Panik membuatnya bodoh.

"Hey, berhenti berteriak! Arrghh hidungku berdarah." Perampok itu mengerang.

Hinata tidak ingin mati di bunuh, karena itu dia diam. Dengan takut dia melangkah menyamping, menghindari kematian yang memalukan. Dia akan menemukan kematian yang lebih sopan nanti. Betapa sialnya Hinata hingga matipun sangat susah.

Saat menghitung langkah ketiga, dia membuka mata dan terpesona dengan seorang manusia yang menakjubkan—seorang pria bersurai kuning dengan sepasang mata biru yang bersinar.

"Sebenarnya apa yang kau lakukan, eh?" tuntut Si perampok.

Hinata melebarkan mata, kengerian muncul di wajahnya saat dia mengingat jika lelaki ini mungkin saja perampok, atau lebih parahnya seorang pembunuh berdarah dingin yang mesum.

Mesum? Dari mana pemikiran itu berasal?

"A-a-a-a-a-apa y-yang k-kau i-inginkan?"

Maksud Hinata untuk menantang kini telah hancur berantakan.

Perampok itu menaikkan sebelah alisnya "Aku yang bertanya padamu duluan."

Hinata mengerutkan dahinya, apa lelaki ini sedang mengujinya? Mungkin dia bukan perampok, tapi pemuda mesum yang akan mencari keuntungan darinya jika dia tahu apa yang akan di lakukannya tadi. Tidak! dia tidak akan bicara apapun pada lelaki ini.

"Hey, kau tuli ya?"

Hinata tetap diam dan Si perampok mulai geram.

"Hey jawab aku atau kau mau berada di pinggir tebing hingga pagi?"

Hinata mengerutkan alisnya. Apa maksudnya?

Si perampok mengerti kegelisahan Hinata dan menyeringai.

"Kau kira aku akan melepasmu setelah kau membuat hidungku berdarah, hm?"

"A-apa?"

"Bicara juga kau!" Sembur Si perampok, lalu mengernyit "Apa kau malaikat?"

HAH?

Jika Hinata malaikat, maka dia akan memilih menjadi malaikat maut. Dan daftar nomor satu yang akan menghadap kami-sama adalah pria kuning di hadapannya ini. Hinata fikir, jika pria ini gila atau dia mempunyai gangguan di otaknya tentang imajinasi yang berlebihan.

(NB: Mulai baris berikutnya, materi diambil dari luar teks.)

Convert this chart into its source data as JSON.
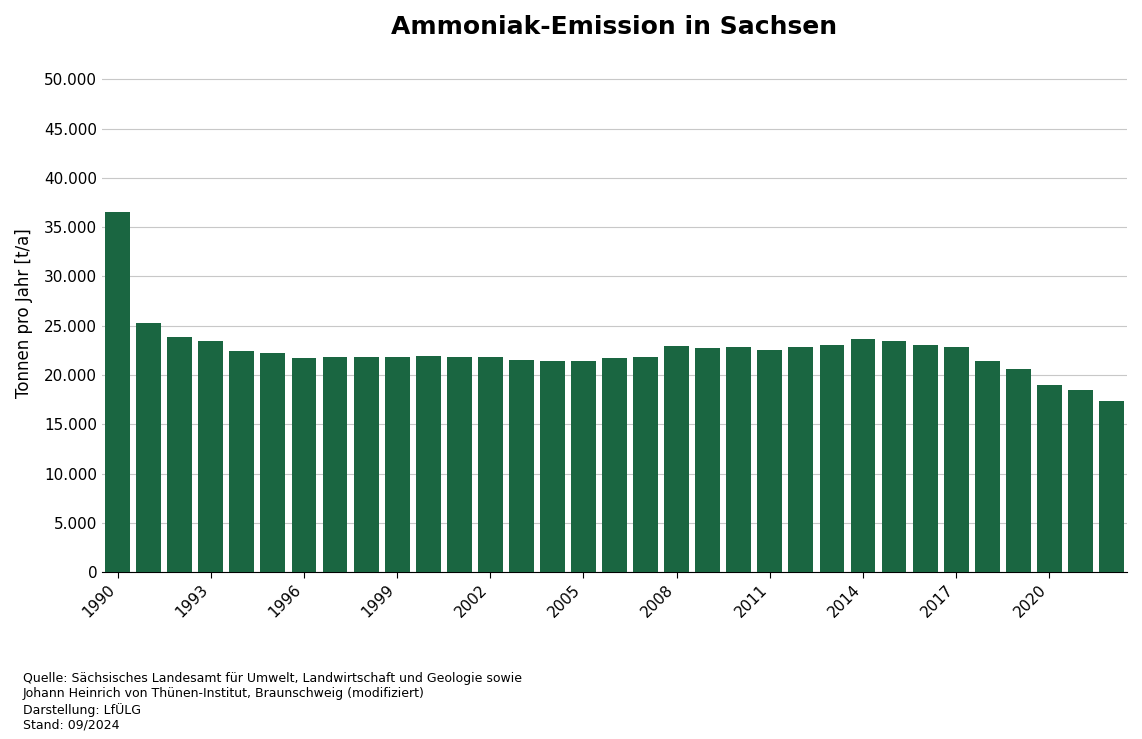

Si perampok kini menurunkan pandangannya dan merasa kecewa "Kakimu menapak, memakai boot coklat tua. Sial, kau membuatku kecewa."

Hinata memegang pagar besi dengan erat, hatinya khawatir "A-apa kau seorang perampok?"

Si perampok membuat garis didahinya, "Perampok?"

Hinata tahu jika dia telah salah menilai pria di hadapannya "A-apa kau lelaki mesum?"

Si pria melebarkan matanya, dia tidak pernah mendapatkan sebutan sebagai lelaki mesum selama dia hidup, dan sekarang dia mendapatkan sebutan itu dari gadis yang baru dia temui.

Sangat tidak bisa di percaya!

"Aku menyebutmu malaikat dan kau mengira aku lelaki mesum? Kau sangat keterlaluan nona."

Hinata menunduk, merasa bersalah "M-maaf."

Si pria melangkah maju, mengangkat sebelah alisnya saat melihat gadis itu masih menunduk.

"Kenapa kau di sini? Apa kau memilik gejala Sleepwalking?"

Hinata mendongak dan menemukan Si pria telah berada di hadapannya, hanya terpisah pagar besi yang dingin. Hinata mengerjap, matanya terlalu lama terpaku pada pria yang hidungnya memerah karena benturan kepalanya.

"Mmhm." Gumam Hinata.

"Memakai sepatu boot dan sweater rajut, kau tidur dengan pakaian seperti itu?"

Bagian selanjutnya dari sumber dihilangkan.